纪让礼:“紧张得都快夜潜赛事主办办公室了,叫你你能听得进去?”
温榆说:“能啊,爸爸说的话我什么时候都听得进去,所以你们商量出结果了吗?”
“本来也不是什么复杂的事。”
纪让礼说出一个名字,评价:“感觉挺耳熟。”
温榆:“……”
简直不要太耳熟。
纪让礼看他表情:“你认识?”
“中国人谁不认识呢。”温榆心情略有复杂,很快提出自己的想法:“不一定要改姓,加姓不也是可以的吗?”
纪让礼轻轻挑眉:“周温榆?”
“对呀。”温榆振振有词:“温榆是过去的我,过去再辛苦也不能抛下,周是全新的生活,代表了爸爸的加入!”
越想越觉得有理,越念越觉得喜欢。
他无比高兴地拉住纪让礼的手,倒着走路为了可以跟他面对面:“以后我就叫周温榆,爸爸的周,温榆的温榆,你觉得怎么样?”
他的背后是太阳升起的方向,是往来繁华的街道。
风将雕花围栏里茂密的蔷薇丛吹得摇晃,纪让礼偏了偏头,慷慨地放出一缕,去亲吻他灿烂明亮的脸庞。
“不错。”
“周温榆同学,往后多指教。”
【作者有话说】
写完啦
番外是我们小榆在爸爸身边幸福长大,小纪过来中国留学的if线,不长,明晚还是9点更
第四十八章
‖番外一‖
温榆迎风啃完一根香蕉从阳台进来时,纪让礼正好要出门,两个人迎面撞上,仅停顿了零点一秒,便又默契地各自左边侧开,擦肩而过。
期间未进行包括眼神和言语在内的任何交流。
纪让礼去了阳台,温榆在小沙发上坐下,打开平板随便找了个电视剧开始看,听见阳台传来哗哗的水流声,他就把音量咻地拉大。

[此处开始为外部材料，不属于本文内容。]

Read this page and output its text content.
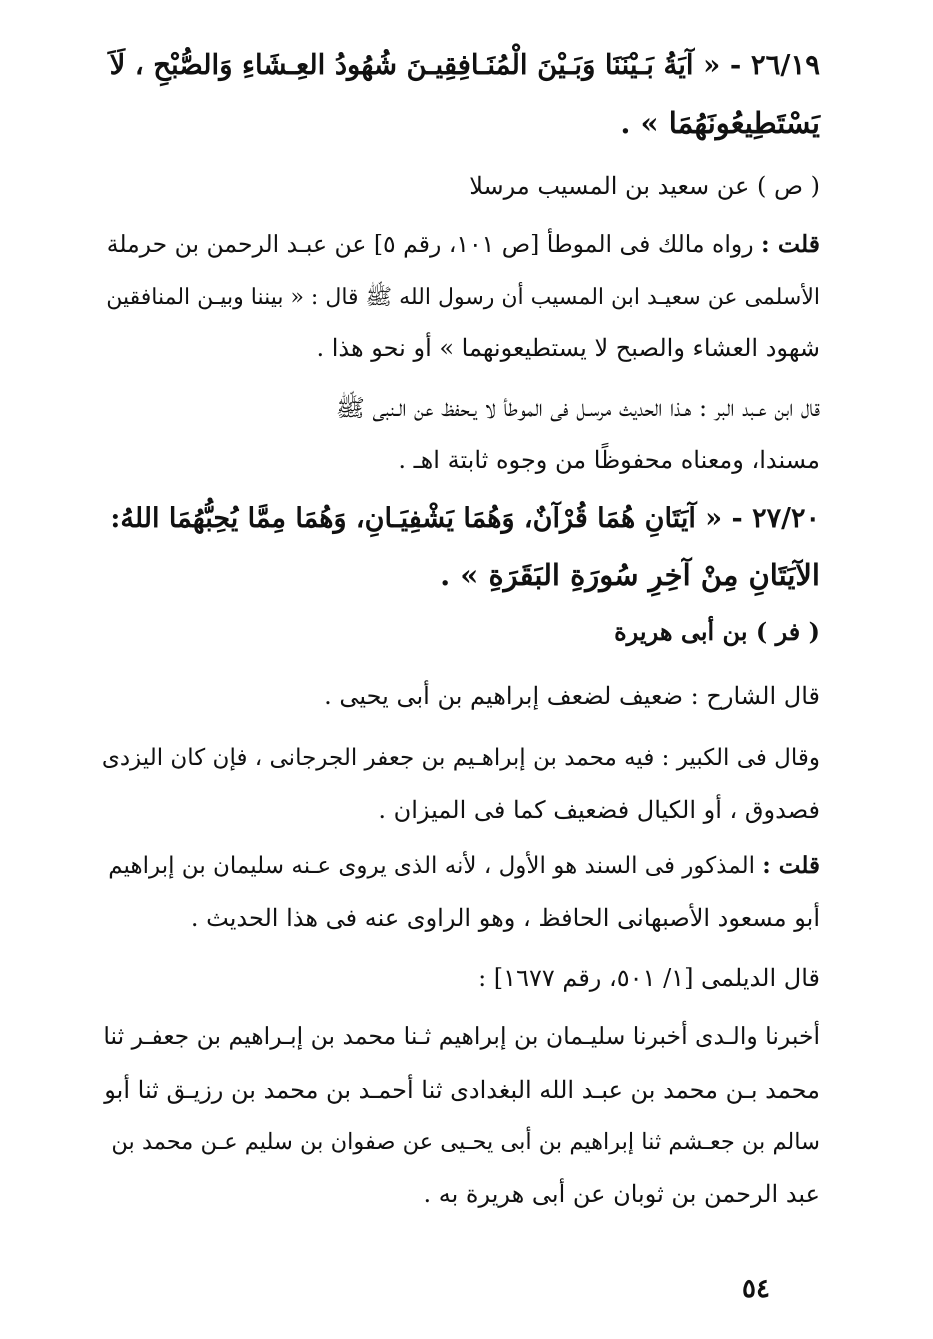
٢٦/١٩ - « آيَةُ بَـيْنَنَا وَبَـيْنَ الْمُنَـافِقِيـنَ شُهُودُ العِـشَاءِ وَالصُّبْحِ ، لَاَ
يَسْتَطِيعُونَهُمَا » .
( ص ) عن سعيد بن المسيب مرسلا
قلت : رواه مالك فى الموطأ [ص ١٠١، رقم ٥] عن عبـد الرحمن بن حرملة
الأسلمى عن سعيـد ابن المسيب أن رسول الله ﷺ قال : « بيننا وبيـن المنافقين
شهود العشاء والصبح لا يستطيعونهما » أو نحو هذا .
قال ابن عـبد البر : هـذا الحديث مرسـل فى الموطأ لا يـحفظ عن الـنبى ﷺ
مسندا، ومعناه محفوظًا من وجوه ثابتة اهـ .
٢٧/٢٠ - « آيَتَانِ هُمَا قُرْآنٌ، وَهُمَا يَشْفِيَـانِ، وَهُمَا مِمَّا يُحِبُّهُمَا اللهُ:
الآيَتَانِ مِنْ آخِرِ سُورَةِ البَقَرَةِ » .
( فر ) بن أبى هريرة
قال الشارح : ضعيف لضعف إبراهيم بن أبى يحيى .
وقال فى الكبير : فيه محمد بن إبراهـيم بن جعفر الجرجانى ، فإن كان اليزدى
فصدوق ، أو الكيال فضعيف كما فى الميزان .
قلت : المذكور فى السند هو الأول ، لأنه الذى يروى عـنه سليمان بن إبراهيم
أبو مسعود الأصبهانى الحافظ ، وهو الراوى عنه فى هذا الحديث .
قال الديلمى [١/ ٥٠١، رقم ١٦٧٧] :
أخبرنا والـدى أخبرنا سليـمان بن إبراهيم ثـنا محمد بن إبـراهيم بن جعفـر ثنا
محمد بـن محمد بن عبـد الله البغدادى ثنا أحمـد بن محمد بن رزيـق ثنا أبو
سالم بن جعـشم ثنا إبراهيم بن أبى يحـيى عن صفوان بن سليم عـن محمد بن
عبد الرحمن بن ثوبان عن أبى هريرة به .
٥٤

要不是事实摆在眼前,谁能相信这比陌生人还要陌生的两个人不仅是室友,更是一个导师手底下的研究生同门。
至于关系为何发展得如此糟糕,温榆可以拍胸脯发毒誓保证绝对跟他没有半毛钱关系。
纪让礼从德国来的,开学之前爸爸曾交代他,说纪同学一个人远离家乡,奔赴万里来到中国求学,一定会有诸多的不适应,他作为室友和东道主,应该要多多照顾。
听起来很可怜的样子,勤劳热心乐于助人的小温同学当然满口应下。
同住地球村都是一家人,家人需要帮助,他义不容辞。
可谁能想这位家人这么的油盐不进,温榆所有的热情通通被无视,次次主动换来的尽是冷漠。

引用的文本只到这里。